Based upon sedimentation history in this currently proglacial lake, we
also place constraints on Holocene extents of the adjacent North Ice
Cap, a large independent ice cap. Reconstructed summer temperatures were
warmer than present at the onset of lacustrine sedimentation following
regional deglaciation by the Greenland Ice Sheet, sometime between 10.8
and 10.1 ka BP. Deltasø experienced the warmest summer temperatures of
the Holocene between ∼10 and 6.2 ka BP, followed by progressive cooling
that continued through the late Holocene as summer insolation declined,
culminating in the lowest temperatures during the pre-industrial last
millennium. Deltasø chironomids indicate peak early Holocene summer
temperatures at least 2.5–3 °C warmer than modern and at least 3.5–4 °C
warmer than the pre-industrial last millennium. We infer based upon lake
sediment organic and biogenic content that in response to declining
temperatures, North Ice Cap reached its present-day size ∼1850 AD,
having been smaller than present through most of the preceding Holocene.
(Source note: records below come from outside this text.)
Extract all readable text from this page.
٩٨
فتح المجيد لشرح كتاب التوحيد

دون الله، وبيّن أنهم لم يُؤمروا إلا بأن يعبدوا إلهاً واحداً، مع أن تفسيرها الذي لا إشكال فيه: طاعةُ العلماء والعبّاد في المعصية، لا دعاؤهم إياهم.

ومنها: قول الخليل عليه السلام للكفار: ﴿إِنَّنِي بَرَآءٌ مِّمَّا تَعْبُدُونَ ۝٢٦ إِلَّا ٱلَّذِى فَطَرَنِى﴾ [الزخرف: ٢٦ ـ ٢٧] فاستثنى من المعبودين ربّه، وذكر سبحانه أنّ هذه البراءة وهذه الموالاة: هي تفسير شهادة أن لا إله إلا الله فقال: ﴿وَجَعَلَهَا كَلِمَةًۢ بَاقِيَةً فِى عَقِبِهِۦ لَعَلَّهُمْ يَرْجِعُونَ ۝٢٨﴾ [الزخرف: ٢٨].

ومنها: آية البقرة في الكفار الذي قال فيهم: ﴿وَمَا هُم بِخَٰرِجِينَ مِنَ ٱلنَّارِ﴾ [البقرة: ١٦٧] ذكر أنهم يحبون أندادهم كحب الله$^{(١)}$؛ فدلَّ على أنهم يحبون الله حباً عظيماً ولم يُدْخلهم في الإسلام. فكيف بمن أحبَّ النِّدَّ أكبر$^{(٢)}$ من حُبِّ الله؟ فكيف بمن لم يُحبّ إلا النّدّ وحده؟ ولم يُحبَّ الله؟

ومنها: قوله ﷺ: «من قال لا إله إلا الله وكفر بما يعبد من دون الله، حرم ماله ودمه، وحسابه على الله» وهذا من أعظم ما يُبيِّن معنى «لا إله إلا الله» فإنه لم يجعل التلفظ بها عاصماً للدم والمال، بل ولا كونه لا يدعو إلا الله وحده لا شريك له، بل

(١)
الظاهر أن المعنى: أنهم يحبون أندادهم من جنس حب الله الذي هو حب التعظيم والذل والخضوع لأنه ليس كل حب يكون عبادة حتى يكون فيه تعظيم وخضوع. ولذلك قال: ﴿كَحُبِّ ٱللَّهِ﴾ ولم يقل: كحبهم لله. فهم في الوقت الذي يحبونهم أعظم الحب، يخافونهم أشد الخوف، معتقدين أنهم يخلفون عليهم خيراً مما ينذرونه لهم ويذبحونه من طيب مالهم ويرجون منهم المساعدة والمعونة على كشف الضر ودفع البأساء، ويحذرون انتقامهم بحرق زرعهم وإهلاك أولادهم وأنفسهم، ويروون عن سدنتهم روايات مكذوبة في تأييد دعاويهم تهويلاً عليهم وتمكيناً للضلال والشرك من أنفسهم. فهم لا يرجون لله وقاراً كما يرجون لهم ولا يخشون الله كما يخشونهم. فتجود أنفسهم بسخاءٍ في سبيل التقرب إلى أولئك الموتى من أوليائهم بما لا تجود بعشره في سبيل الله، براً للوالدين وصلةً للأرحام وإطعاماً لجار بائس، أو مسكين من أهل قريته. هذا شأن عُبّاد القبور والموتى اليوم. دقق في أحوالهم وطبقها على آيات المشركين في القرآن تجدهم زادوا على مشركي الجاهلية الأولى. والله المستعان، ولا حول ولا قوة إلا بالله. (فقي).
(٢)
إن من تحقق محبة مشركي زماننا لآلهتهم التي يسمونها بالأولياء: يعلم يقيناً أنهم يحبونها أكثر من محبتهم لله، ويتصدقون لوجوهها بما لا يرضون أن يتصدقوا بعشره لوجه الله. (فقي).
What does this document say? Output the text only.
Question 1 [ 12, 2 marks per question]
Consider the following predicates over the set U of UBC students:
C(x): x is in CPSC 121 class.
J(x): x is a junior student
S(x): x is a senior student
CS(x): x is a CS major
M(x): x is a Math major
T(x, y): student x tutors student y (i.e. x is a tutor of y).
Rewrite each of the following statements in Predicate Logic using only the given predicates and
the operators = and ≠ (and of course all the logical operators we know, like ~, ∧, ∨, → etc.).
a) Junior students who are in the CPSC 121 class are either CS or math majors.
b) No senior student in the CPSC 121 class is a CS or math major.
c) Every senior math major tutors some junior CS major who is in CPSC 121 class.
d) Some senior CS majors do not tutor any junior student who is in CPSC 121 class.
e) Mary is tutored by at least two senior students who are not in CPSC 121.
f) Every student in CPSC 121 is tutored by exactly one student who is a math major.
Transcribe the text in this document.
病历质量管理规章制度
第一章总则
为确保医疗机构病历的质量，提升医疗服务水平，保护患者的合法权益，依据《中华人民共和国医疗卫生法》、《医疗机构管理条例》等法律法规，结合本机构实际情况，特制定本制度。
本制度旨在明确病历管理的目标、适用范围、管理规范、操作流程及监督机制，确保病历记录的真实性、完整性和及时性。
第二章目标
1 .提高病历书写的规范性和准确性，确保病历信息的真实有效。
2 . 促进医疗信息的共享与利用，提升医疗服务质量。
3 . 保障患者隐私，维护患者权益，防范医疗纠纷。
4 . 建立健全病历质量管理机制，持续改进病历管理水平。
Our synthesis of paleoclimate evidence from northwest Greenland,
Ellesmere Island and northern Baffin Bay supports the timing of
temperature trends inferred at Deltasø, and suggests that quantitative
temperature reconstructions from Deltasø may represent a minimum bound
on regional early Holocene warming. Collectively, records from the
region indicate >4 °C summer cooling through the Holocene. Intense
early Holocene warmth around northwest Greenland argues against delayed
onset of warmer-than-present conditions due to the influence of the
nearby waning Laurentide Ice Sheet, and has implications for
understanding the Greenland Ice Sheet's sensitivity to climate change."